When Hollywood actress Gloria Grahame won a Best Supporting Actress award at the 1953 Oscars for an eight-minute appearance in The Bad and the Beautiful (1952), it must have seemed her future as an A-list actress was assured. Instead she was usually cast as a slightly trashy or seductive femme fatale in B-movies, aside from her memorable role as the irrepressible Ado Annie in the film version of Oklahoma! (1962).

In later years she was reduced to appearing in a number of stage productions in America and England, which is where she met the young Liverpudlian actor Peter Turner, half her age, in a boarding house in London during the 1970s. Their unusual romance was later documented in his memoir, Film Stars Don’t Die in Liverpool, which describes their initial romance as well as their reunion a few years later when both were older and a bit wiser.

The movie’s basic focus on the couple’s time together in Liverpool, where Peter lives with his parents and brother, and Gloria moves into one of their bedrooms while recovering from an illness, is fairly straight forward in a narrative sense. The film is shot on location in drab, wet Liverpool streets, often at night or dusk, in a grittily realistic way that reflects the once glamorous actress’s fading looks. Peter’s home and family are ordinary but comfortable, which juxtaposes with Gloria’s Hollywood lifestyle.

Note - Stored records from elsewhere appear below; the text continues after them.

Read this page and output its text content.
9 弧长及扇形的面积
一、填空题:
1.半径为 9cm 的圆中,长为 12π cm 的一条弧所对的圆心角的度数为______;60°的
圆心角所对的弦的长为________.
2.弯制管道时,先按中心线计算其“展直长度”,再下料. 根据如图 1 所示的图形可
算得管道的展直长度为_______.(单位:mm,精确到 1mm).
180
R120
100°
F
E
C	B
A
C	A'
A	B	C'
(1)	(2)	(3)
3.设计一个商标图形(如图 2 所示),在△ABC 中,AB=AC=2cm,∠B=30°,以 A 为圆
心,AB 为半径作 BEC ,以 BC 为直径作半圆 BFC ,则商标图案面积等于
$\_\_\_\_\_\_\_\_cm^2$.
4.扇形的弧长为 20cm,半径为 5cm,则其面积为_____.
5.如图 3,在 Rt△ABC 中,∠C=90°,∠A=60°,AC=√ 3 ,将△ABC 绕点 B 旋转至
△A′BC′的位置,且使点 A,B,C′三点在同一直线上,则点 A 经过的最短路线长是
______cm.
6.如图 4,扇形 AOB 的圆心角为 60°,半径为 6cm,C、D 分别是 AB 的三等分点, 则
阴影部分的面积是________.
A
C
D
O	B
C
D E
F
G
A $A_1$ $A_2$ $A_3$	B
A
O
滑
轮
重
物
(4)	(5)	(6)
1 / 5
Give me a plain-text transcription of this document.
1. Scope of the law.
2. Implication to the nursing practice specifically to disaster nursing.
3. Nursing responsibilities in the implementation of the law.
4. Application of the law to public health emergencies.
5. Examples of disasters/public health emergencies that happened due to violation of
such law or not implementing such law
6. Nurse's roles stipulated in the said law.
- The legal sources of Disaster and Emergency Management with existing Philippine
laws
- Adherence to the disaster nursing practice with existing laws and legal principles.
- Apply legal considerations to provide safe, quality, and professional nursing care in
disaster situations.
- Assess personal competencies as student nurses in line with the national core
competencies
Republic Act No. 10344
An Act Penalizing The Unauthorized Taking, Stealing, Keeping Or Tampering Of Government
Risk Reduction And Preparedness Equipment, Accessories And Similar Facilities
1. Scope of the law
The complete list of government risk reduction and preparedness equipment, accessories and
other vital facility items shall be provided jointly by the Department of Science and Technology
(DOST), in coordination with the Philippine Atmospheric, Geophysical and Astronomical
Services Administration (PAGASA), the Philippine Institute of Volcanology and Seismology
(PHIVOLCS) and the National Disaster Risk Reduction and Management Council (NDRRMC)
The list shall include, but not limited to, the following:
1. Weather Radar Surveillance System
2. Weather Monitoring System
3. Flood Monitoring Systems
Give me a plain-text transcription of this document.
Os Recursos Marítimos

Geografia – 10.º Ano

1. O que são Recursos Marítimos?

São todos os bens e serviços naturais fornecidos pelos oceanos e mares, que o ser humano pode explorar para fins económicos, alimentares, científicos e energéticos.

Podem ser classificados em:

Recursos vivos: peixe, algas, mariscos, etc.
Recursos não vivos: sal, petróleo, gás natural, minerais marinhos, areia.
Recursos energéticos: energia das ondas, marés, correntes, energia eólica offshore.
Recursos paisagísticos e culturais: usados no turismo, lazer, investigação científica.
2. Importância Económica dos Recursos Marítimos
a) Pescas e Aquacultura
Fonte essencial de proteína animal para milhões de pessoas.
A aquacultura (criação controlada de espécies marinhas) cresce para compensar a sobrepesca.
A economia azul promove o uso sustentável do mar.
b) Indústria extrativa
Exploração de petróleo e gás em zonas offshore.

What lifts this movie out of the ordinary is Annette Bening’s depiction of a once-glamorous and increasingly insecure movie star, facing an uncertain future and battling to retain her looks that are all she believes she has to offer. She is wonderful in a role demanding someone who, despite being in her late fifties, has the allure and mystery required to catch the attention of a much younger man.

Bening is incredibly brave in letting the camera see her at her haggard worst, with unflattering lighting and no makeup. The flashback scenes set a mere handful of years earlier in the late 1970s show how attractive she was, and help explain why Peter fell for her despite her diva mood swings.

There were challenges adapting the book, particularly how to convey the shifts between the “present” 1980s Liverpool and the late 1970s London, New York and California, but these are effectively achieved through a traditional if old fashioned movie device of opening a door onto another time and place – also done to great effect in John Ford’s The Searchers (1956) and even briefly in a scene from Star Wars: The Last Jedi (2017).

The scenes set in California and New York have a radiant or hazy glow usually associated with a romanticised memory and work effectively, although the limited budget dictated these scenes had to be created using rear projection. This just adds to the sensation of watching a movie that Grahame might have acted in, so rather than being jarring, they add to the sensation of experiencing a movie-star romance.

This film is not an action blockbuster or CGI-laden extravaganza, just a slowly paced, gently depicted May-December romance with lots of quiet, dialogue-free moments that allow the characters’ emotions to breathe and fill the frame, while the final scenes showing the real Gloria Grahame in her prime let the audience appreciate what a loss this actress was to Hollywood.